M. Jacques Floch a souligné la nécessité d’être très vigilant à l’encontre des procédures de libéralisation, estimant que la France et d’autres pays couraient le risque de se voir imposer des législations plus favorables aux entreprises qu’au personnel, et ce en contradiction avec leur législation sociale. Il a considéré que des pratiques illégales analogues à celles commises par la compagnie Ryan Air dans le domaine du transport aérien, pourraient demain s’étendre au transport ferroviaire de voyageurs, lorsque celui-ci sera libéralisé. Il a constaté que la Délégation était ainsi périodiquement appelée à insister sur la nécessité de prévenir la violation de la législation sociale française, lors de l’application de textes de libéralisation.

Le rapporteur a indiqué, d’une part, que le règlement cherchait à améliorer le cadre juridique et que ces violations étaient le fait, non de la Commission, mais de compagnies aériennes.
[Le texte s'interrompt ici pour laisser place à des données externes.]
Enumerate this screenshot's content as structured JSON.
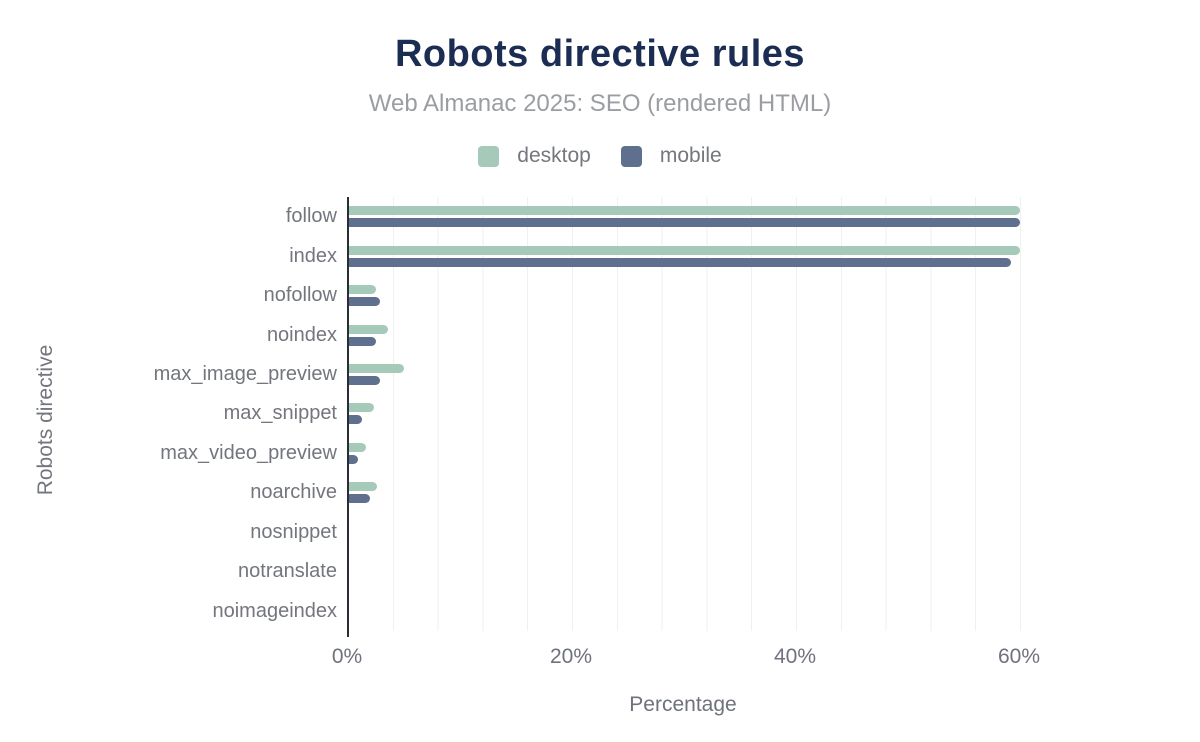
{
  "chart_data": {
    "type": "bar",
    "orientation": "horizontal",
    "title": "Robots directive rules",
    "subtitle": "Web Almanac 2025: SEO (rendered HTML)",
    "xlabel": "Percentage",
    "ylabel": "Robots directive",
    "categories": [
      "follow",
      "index",
      "nofollow",
      "noindex",
      "max_image_preview",
      "max_snippet",
      "max_video_preview",
      "noarchive",
      "nosnippet",
      "notranslate",
      "noimageindex"
    ],
    "series": [
      {
        "name": "desktop",
        "color": "#a6cab9",
        "values": [
          59.9,
          59.9,
          2.4,
          3.5,
          4.9,
          2.2,
          1.5,
          2.5,
          0,
          0,
          0
        ]
      },
      {
        "name": "mobile",
        "color": "#5e708d",
        "values": [
          59.9,
          59.1,
          2.8,
          2.4,
          2.8,
          1.2,
          0.8,
          1.9,
          0,
          0,
          0
        ]
      }
    ],
    "xlim": [
      0,
      60
    ],
    "x_ticks": [
      {
        "label": "0%",
        "value": 0
      },
      {
        "label": "20%",
        "value": 20
      },
      {
        "label": "40%",
        "value": 40
      },
      {
        "label": "60%",
        "value": 60
      }
    ],
    "gridline_step_pct": 4,
    "grid": true,
    "legend_position": "top",
    "colors": {
      "title": "#1b2d53",
      "subtitle": "#9a9da2",
      "axis_text": "#73767c",
      "axis_line": "#2a2d33",
      "gridline": "#eef0f2",
      "background": "#ffffff"
    }
  }
}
En outre, il a fait observer que l’insertion d’une clause sociale ne mettrait pas en cause le développement des compagnies low cost (à bas prix) étrangères en France, puisque Easy Jet a décidé de s’y établir.
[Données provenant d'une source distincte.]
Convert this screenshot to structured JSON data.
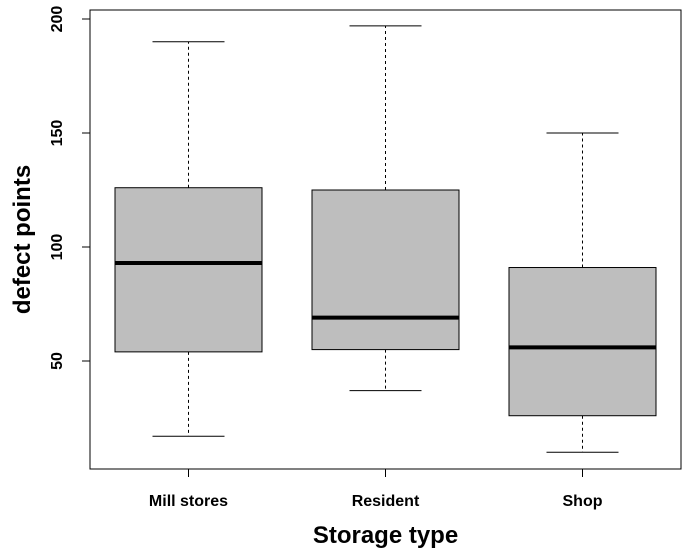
{
  "chart_data": {
    "type": "boxplot",
    "title": "",
    "xlabel": "Storage type",
    "ylabel": "defect points",
    "ylim": [
      0,
      200
    ],
    "yticks": [
      50,
      100,
      150,
      200
    ],
    "box_color": "#bebebe",
    "categories": [
      "Mill stores",
      "Resident",
      "Shop"
    ],
    "boxes": [
      {
        "category": "Mill stores",
        "min": 17,
        "q1": 54,
        "median": 93,
        "q3": 126,
        "max": 190
      },
      {
        "category": "Resident",
        "min": 37,
        "q1": 55,
        "median": 69,
        "q3": 125,
        "max": 197
      },
      {
        "category": "Shop",
        "min": 10,
        "q1": 26,
        "median": 56,
        "q3": 91,
        "max": 150
      }
    ]
  }
}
Puis la Délégation a décidé d’approuver les conclusions suivantes présentées par le rapporteur :

«  La Délégation,

Vu l’article 88-4 de la Constitution,

Vu la proposition de règlement du Parlement européen et du Conseil établissant des règles communes pour l’exploitation de services de transport aérien dans la Communauté (refonte) (document E 3202),

1. Approuve les ajustements préconisés par la présente proposition de règlement, ainsi que les améliorations intervenues lors des discussions en cours au sein du groupe de travail du Conseil concernant, en particulier, les modalités de suspension et de retrait des licences et les relations avec les pays tiers ;

2. Estime indispensable que la possibilité ouverte aux transporteurs aériens communautaires de conclure des accords de partage de code avec les transporteurs des pays tiers soit mieux encadrée et assortie d’une clause de réciprocité ;

3. Estime indispensable que la proposition de règlement comporte des dispositions obligeant tout transporteur aérien communautaire établi sur le territoire d’un autre Etat membre et employant du personnel qui y réside à lui appliquer la législation sociale qui y est en vigueur.  »
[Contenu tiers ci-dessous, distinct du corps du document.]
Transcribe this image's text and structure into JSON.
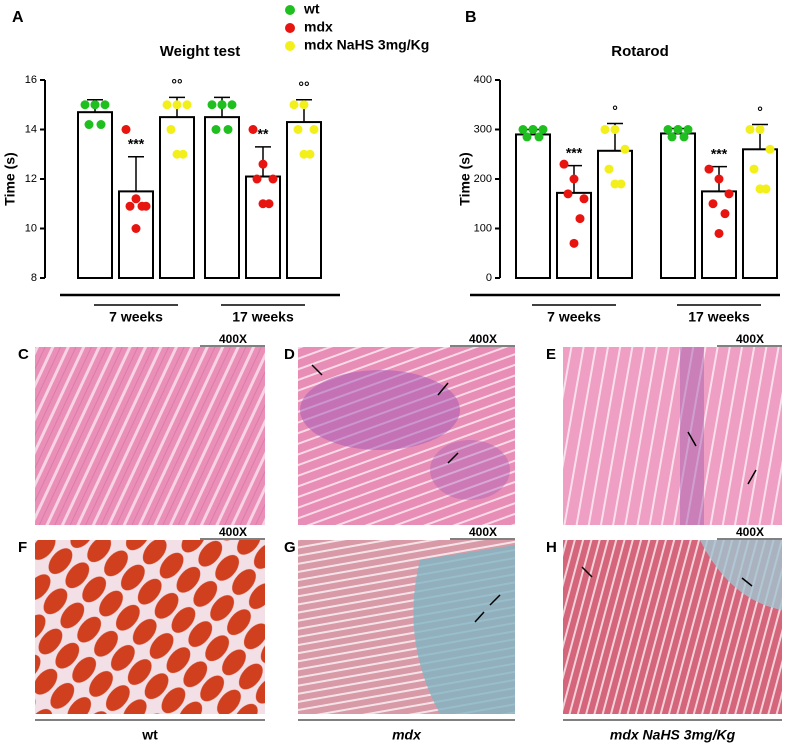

(1) Exposé des motifs de la proposition de règlement.
(2) Il s’agit d’une pratique commerciale utilisée par les compagnies aériennes régulières. Pour un vol faisant l’objet d’un partage de code, on distingue une compagnie aérienne qui assure le vol et une ou plusieurs autres qui ne font que le « commercialiser ». L’origine du terme vient de la façon dont les vols commerciaux sont désignés par un ensemble de deux lettres désignant la compagnie aérienne et d’un nombre de quatre chiffres maximum unique pour chaque vol de la compagnie. L’ensemble forme le numéro ou « code » du vol.